The combination of high prices and rising rates has increased the monthly mortgage payment for a typical U.S. home by 37.8% in April compared with the same month a year ago, according to research published Thursday by Redfin. 

Put another way, buyers can afford less at higher rates. A homebuyer purchasing an $800,000 home, while putting $160,000, or 20%, in a down payment, when 30-year fixed mortgages were at 3% would pay a similar monthly payment today with rates at 5% to buy a $660,000 home — even while still putting $160,000 down. 

"Home shoppers who budgeted for a certain price just a month or two ago will have to scrap that and reassess what they can afford," said Jeff Tucker, senior economist at Zillow. "Finding a home that fits into shrinking budgets is not an easy task when inventory is as limited as it is now." 

The long search

Rochelle Provenzano, 34, and her wife Jennifer Orme, 38, recently felt lucky to find a house after a search that lasted about a year and a half. When they first got preapproved for a mortgage to start looking, they were quoted a 30-year fixed rate of 3.275%.

 

The couple found a willing seller in March. They paid $410,000 — $10,000 above the asking price — for a three-bedroom house in Centereach with one and a half bathrooms and below-average taxes for the area.

The couple offered the seller flexibility on the closing date, but in the meantime rates continued to rise. Their lender had initially offered a fixed rate of 4.75%, but by the time they were ready to lock their rate, it had risen to 5.325%. The higher rate will cost $130 more per month. That rate is locked in for 60 days but could change if their June 1 closing is delayed. 

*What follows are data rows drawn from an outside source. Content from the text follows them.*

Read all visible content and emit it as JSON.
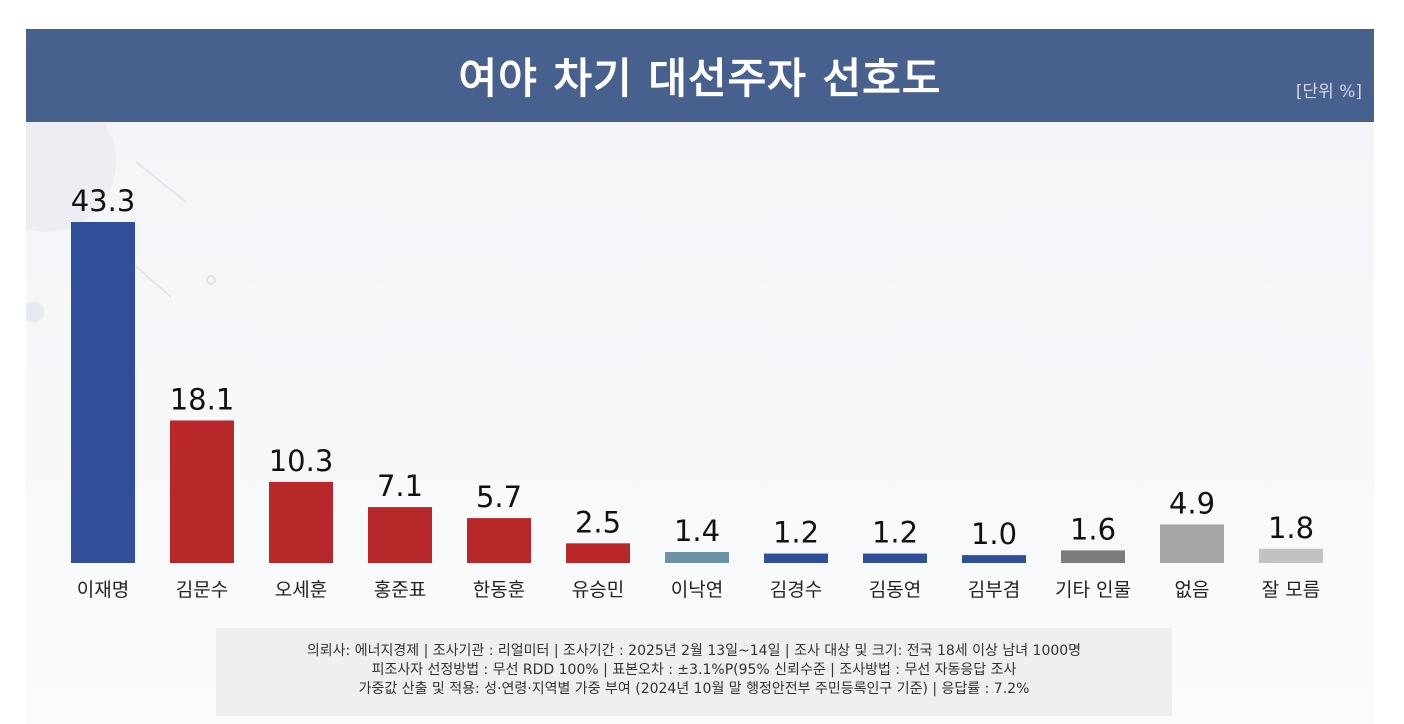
{
  "header": {
    "title": "여야 차기 대선주자 선호도",
    "unit": "[단위 %]"
  },
  "chart_data": {
    "type": "bar",
    "title": "여야 차기 대선주자 선호도",
    "unit_label": "[단위 %]",
    "categories": [
      "이재명",
      "김문수",
      "오세훈",
      "홍준표",
      "한동훈",
      "유승민",
      "이낙연",
      "김경수",
      "김동연",
      "김부겸",
      "기타 인물",
      "없음",
      "잘 모름"
    ],
    "values": [
      43.3,
      18.1,
      10.3,
      7.1,
      5.7,
      2.5,
      1.4,
      1.2,
      1.2,
      1.0,
      1.6,
      4.9,
      1.8
    ],
    "value_labels": [
      "43.3",
      "18.1",
      "10.3",
      "7.1",
      "5.7",
      "2.5",
      "1.4",
      "1.2",
      "1.2",
      "1.0",
      "1.6",
      "4.9",
      "1.8"
    ],
    "colors": [
      "#2f4f9a",
      "#b8282b",
      "#b8282b",
      "#b8282b",
      "#b8282b",
      "#b8282b",
      "#6e93a8",
      "#2f4f9a",
      "#2f4f9a",
      "#2f4f9a",
      "#7c7c7c",
      "#a6a6a6",
      "#c2c2c2"
    ],
    "ylim": [
      0,
      45
    ],
    "grid": false,
    "legend": "none",
    "xlabel": "",
    "ylabel": ""
  },
  "footer": {
    "lines": [
      "의뢰사: 에너지경제 | 조사기관 : 리얼미터  |  조사기간 : 2025년 2월 13일~14일 | 조사 대상 및 크기: 전국 18세 이상 남녀 1000명",
      "피조사자 선정방법 : 무선 RDD 100% | 표본오차 : ±3.1%P(95% 신뢰수준 | 조사방법 : 무선 자동응답 조사",
      "가중값 산출 및 적용: 성·연령·지역별 가중 부여 (2024년 10월 말 행정안전부 주민등록인구 기준) | 응답률 : 7.2%"
    ]
  }
}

“We had to sit and think because it brought our overall cost up over $300 a month more than what we had planned,” Provenzano said. “But the interest rates are still lower than they have been [historically], so it’s now or never because if the market doesn’t come down, but the interest rates go up, then we’re even more screwed.”

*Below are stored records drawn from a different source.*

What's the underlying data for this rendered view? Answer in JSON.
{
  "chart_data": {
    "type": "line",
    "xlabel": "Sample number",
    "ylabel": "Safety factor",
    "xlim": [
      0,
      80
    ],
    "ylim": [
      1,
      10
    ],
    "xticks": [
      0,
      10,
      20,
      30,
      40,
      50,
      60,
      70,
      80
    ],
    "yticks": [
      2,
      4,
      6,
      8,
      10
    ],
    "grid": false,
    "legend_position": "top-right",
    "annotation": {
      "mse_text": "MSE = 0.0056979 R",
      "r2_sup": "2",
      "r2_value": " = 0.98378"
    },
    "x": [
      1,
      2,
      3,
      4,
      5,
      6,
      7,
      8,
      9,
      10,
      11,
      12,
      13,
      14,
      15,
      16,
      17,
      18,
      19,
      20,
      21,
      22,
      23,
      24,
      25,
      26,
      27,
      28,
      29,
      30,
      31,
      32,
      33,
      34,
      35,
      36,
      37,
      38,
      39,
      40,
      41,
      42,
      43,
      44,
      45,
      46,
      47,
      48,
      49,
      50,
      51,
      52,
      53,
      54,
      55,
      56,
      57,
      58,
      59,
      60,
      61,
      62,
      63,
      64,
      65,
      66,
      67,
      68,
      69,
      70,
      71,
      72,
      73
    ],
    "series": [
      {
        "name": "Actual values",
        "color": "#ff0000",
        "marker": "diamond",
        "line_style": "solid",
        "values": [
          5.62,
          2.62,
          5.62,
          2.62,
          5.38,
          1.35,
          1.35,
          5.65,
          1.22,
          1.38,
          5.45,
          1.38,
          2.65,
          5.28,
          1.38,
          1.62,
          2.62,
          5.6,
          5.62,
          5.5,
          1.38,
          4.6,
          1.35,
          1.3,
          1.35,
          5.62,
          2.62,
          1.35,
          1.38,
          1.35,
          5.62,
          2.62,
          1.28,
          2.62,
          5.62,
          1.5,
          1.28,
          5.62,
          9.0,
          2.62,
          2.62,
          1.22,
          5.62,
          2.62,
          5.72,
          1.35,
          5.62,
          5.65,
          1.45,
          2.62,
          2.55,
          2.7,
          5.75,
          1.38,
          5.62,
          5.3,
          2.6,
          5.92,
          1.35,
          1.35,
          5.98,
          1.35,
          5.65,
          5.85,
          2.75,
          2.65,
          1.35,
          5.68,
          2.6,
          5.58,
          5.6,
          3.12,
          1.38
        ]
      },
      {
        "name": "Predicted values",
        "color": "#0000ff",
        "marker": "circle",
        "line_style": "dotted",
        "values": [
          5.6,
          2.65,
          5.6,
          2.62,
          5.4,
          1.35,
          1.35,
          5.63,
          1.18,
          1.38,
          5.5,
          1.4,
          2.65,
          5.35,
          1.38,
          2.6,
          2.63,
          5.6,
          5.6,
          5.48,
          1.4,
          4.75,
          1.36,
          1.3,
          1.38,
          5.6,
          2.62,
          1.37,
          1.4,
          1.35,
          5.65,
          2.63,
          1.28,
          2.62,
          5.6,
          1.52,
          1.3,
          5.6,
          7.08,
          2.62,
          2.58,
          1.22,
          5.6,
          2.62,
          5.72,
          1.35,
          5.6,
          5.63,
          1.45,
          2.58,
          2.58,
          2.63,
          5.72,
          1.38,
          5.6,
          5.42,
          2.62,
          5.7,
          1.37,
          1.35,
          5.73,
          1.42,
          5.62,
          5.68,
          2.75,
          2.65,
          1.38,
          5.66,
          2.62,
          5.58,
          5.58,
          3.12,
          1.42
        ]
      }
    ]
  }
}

The average 30-year fixed mortgage rate last hit 8% in August 2000. The all-time high was 18.6% in October 1981, according to Freddie Mac data since 1971. 

High home prices and multiple bidders for each listing aren’t likely to fade quickly given the shortage of homes for sale, said Steve Probst, branch manager at Fairway Independent Mortgage Corp. in Hauppauge.

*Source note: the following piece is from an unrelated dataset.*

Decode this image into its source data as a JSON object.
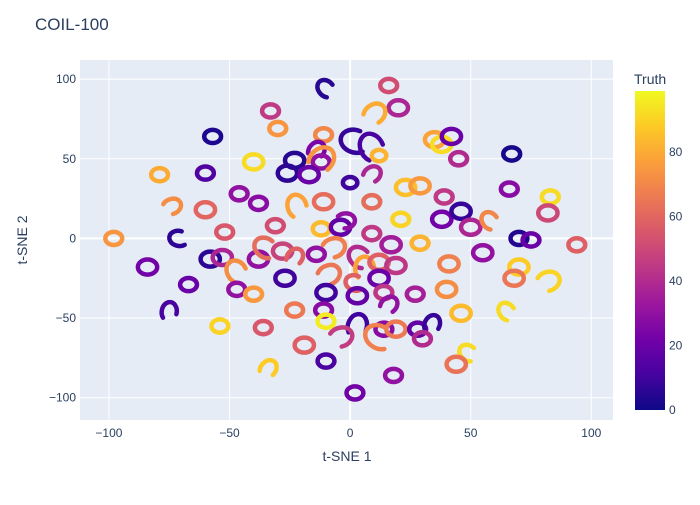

Probst expects higher mortgage rates to lead borrowers to look at other ways of financing purchases, such as through adjustable-rate mortgages or loans offered through the State of New York Mortgage Agency, which provides lower rates to first-time homebuyers. As of April 21, SONYMA advertised a 30-year fixed rate of 4.375% for borrowers who don’t apply for down payment assistance. The rate for borrowers applying for down payment assistance was 4.75%

“In the short run, there will still be a lot of competition because Millennials and Gen X [homebuyers] waited a long time to purchase homes, and there’s still a lot of pent-up demand from those borrowers,” Probst said. “There’s not enough housing and that will be a problem.”